Presently youth is listening outside our doors but is it being inspired to ponder? Are we inspiring youth to turn off and turn away, or to come in and join the discussion of their future-and ours.
Carl Bridenbaugh in his excellent book, “Seat of Empire,” noted of the patriots who first met in Virginia’s Williamsburg: “Their equality and status questioned, even threatened, the now united gentry became radicals, gentlemen revolutionists. They revolted to preserve what they had.”
May I suggest that to preserve what we have we must lead, or at least join, the revolution against that which is evil in our society. Let our new gentry-the gentry of the educated and the wise-become radicals and seek bold new solutions to our problems.

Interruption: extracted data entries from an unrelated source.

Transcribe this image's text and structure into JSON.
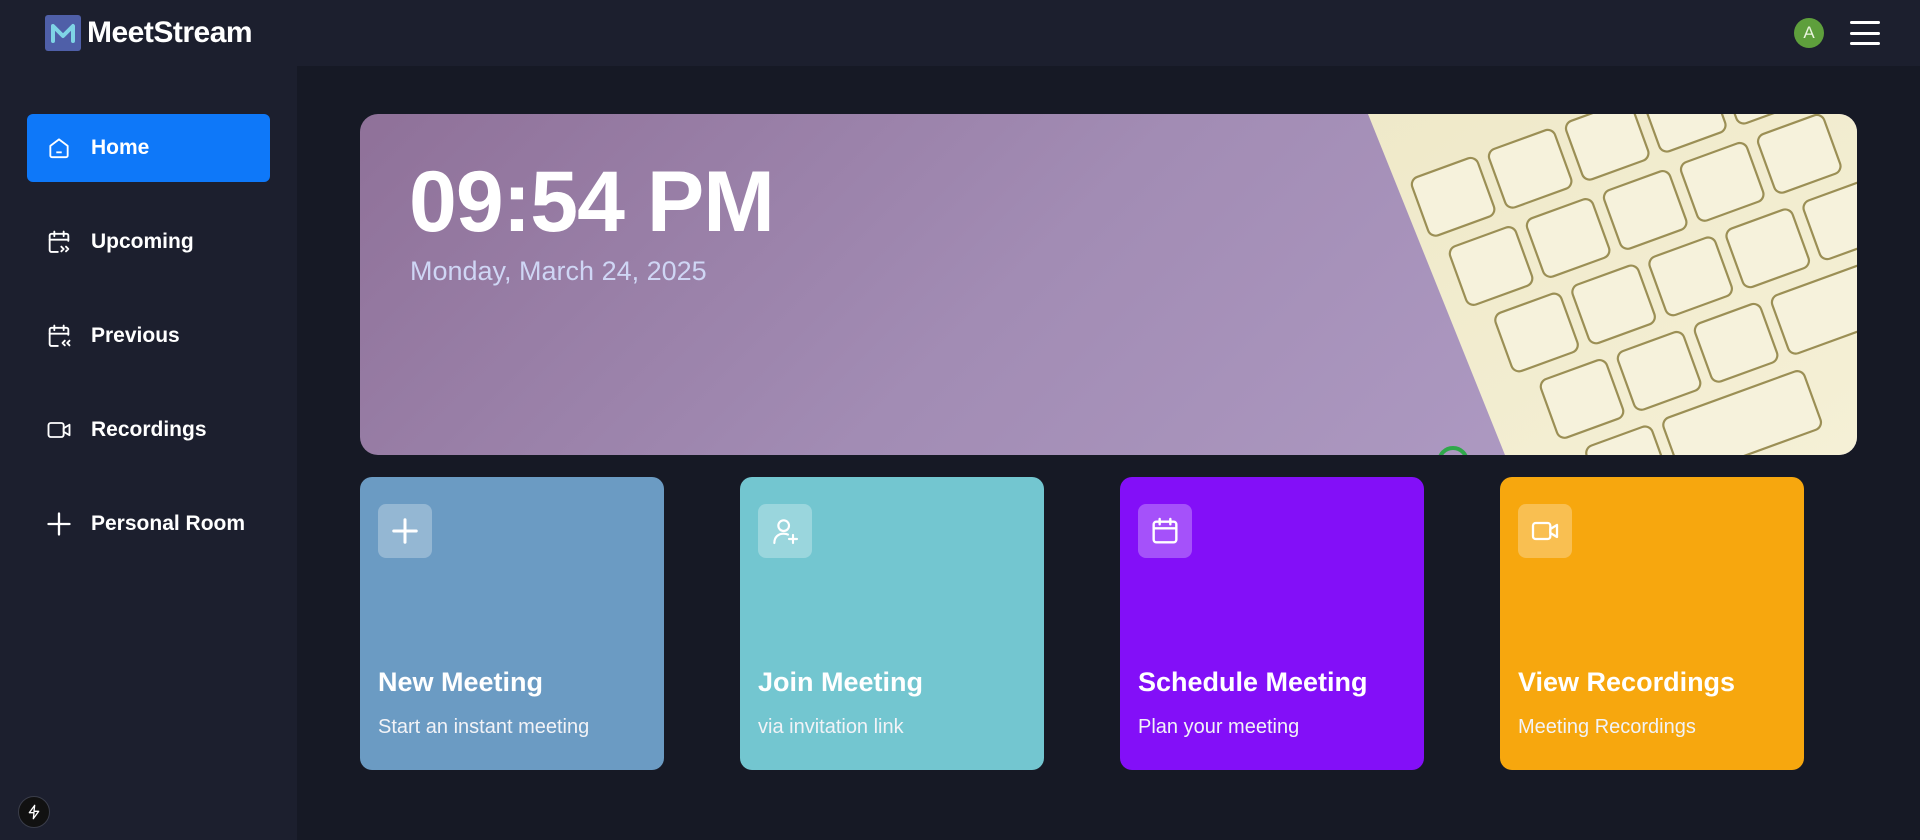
{
  "header": {
    "brand_name": "MeetStream",
    "logo_icon": "meetstream-logo-icon",
    "avatar_initial": "A",
    "avatar_color": "#5e9f3c"
  },
  "sidebar": {
    "items": [
      {
        "label": "Home",
        "icon": "home-icon",
        "active": true
      },
      {
        "label": "Upcoming",
        "icon": "calendar-forward-icon",
        "active": false
      },
      {
        "label": "Previous",
        "icon": "calendar-back-icon",
        "active": false
      },
      {
        "label": "Recordings",
        "icon": "video-icon",
        "active": false
      },
      {
        "label": "Personal Room",
        "icon": "plus-icon",
        "active": false
      }
    ],
    "accent": "#0e78f9"
  },
  "hero": {
    "time": "09:54 PM",
    "date": "Monday, March 24, 2025"
  },
  "cards": [
    {
      "title": "New Meeting",
      "subtitle": "Start an instant meeting",
      "icon": "plus-icon",
      "color": "#6b9bc3"
    },
    {
      "title": "Join Meeting",
      "subtitle": "via invitation link",
      "icon": "user-plus-icon",
      "color": "#73c6d0"
    },
    {
      "title": "Schedule Meeting",
      "subtitle": "Plan your meeting",
      "icon": "calendar-icon",
      "color": "#830ff8"
    },
    {
      "title": "View Recordings",
      "subtitle": "Meeting Recordings",
      "icon": "video-icon",
      "color": "#f7a70e"
    }
  ]
}
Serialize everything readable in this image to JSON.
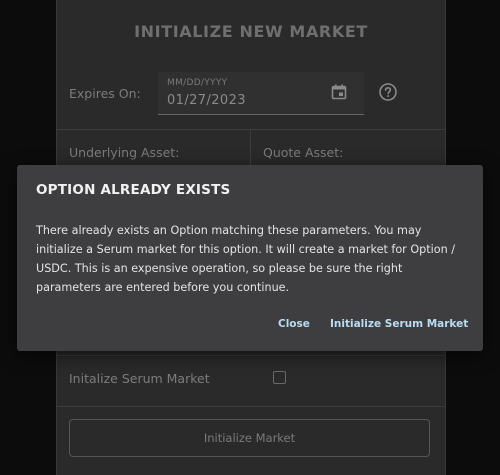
{
  "page": {
    "title": "INITIALIZE NEW MARKET"
  },
  "expires": {
    "label": "Expires On:",
    "placeholder": "MM/DD/YYYY",
    "value": "01/27/2023",
    "calendar_icon": "calendar-icon",
    "help_icon": "help-circle-icon"
  },
  "assets": {
    "underlying_label": "Underlying Asset:",
    "quote_label": "Quote Asset:"
  },
  "serum": {
    "label": "Initalize Serum Market",
    "checked": false
  },
  "actions": {
    "initialize_label": "Initialize Market"
  },
  "modal": {
    "title": "OPTION ALREADY EXISTS",
    "body": "There already exists an Option matching these parameters. You may initialize a Serum market for this option. It will create a market for Option / USDC. This is an expensive operation, so please be sure the right parameters are entered before you continue.",
    "close_label": "Close",
    "init_serum_label": "Initialize Serum Market"
  },
  "colors": {
    "background": "#0c0c0c",
    "panel": "#2a2a2a",
    "modal": "#3e3e40",
    "link": "#b9dcf3"
  }
}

Indeed, to refuse to recognize the need for revolution is the ultimate denial of the principles for which our forefathers risked so much, offering even to lay down their lives.
Ladies and gentlemen, history beckons, ready to bestow its accolade on those who turn today’s dissent to tomorrow’s victory.
This country has not lost its ability to respond to challenge, and while the challenges of today seem frightening in their complexity, there is no reason for despair. The more and the greater the challenges, the greater the heroism of thought, deed and courage to surmount them-and the more exciting the prospect of the combat and the sweeter the taste of victory.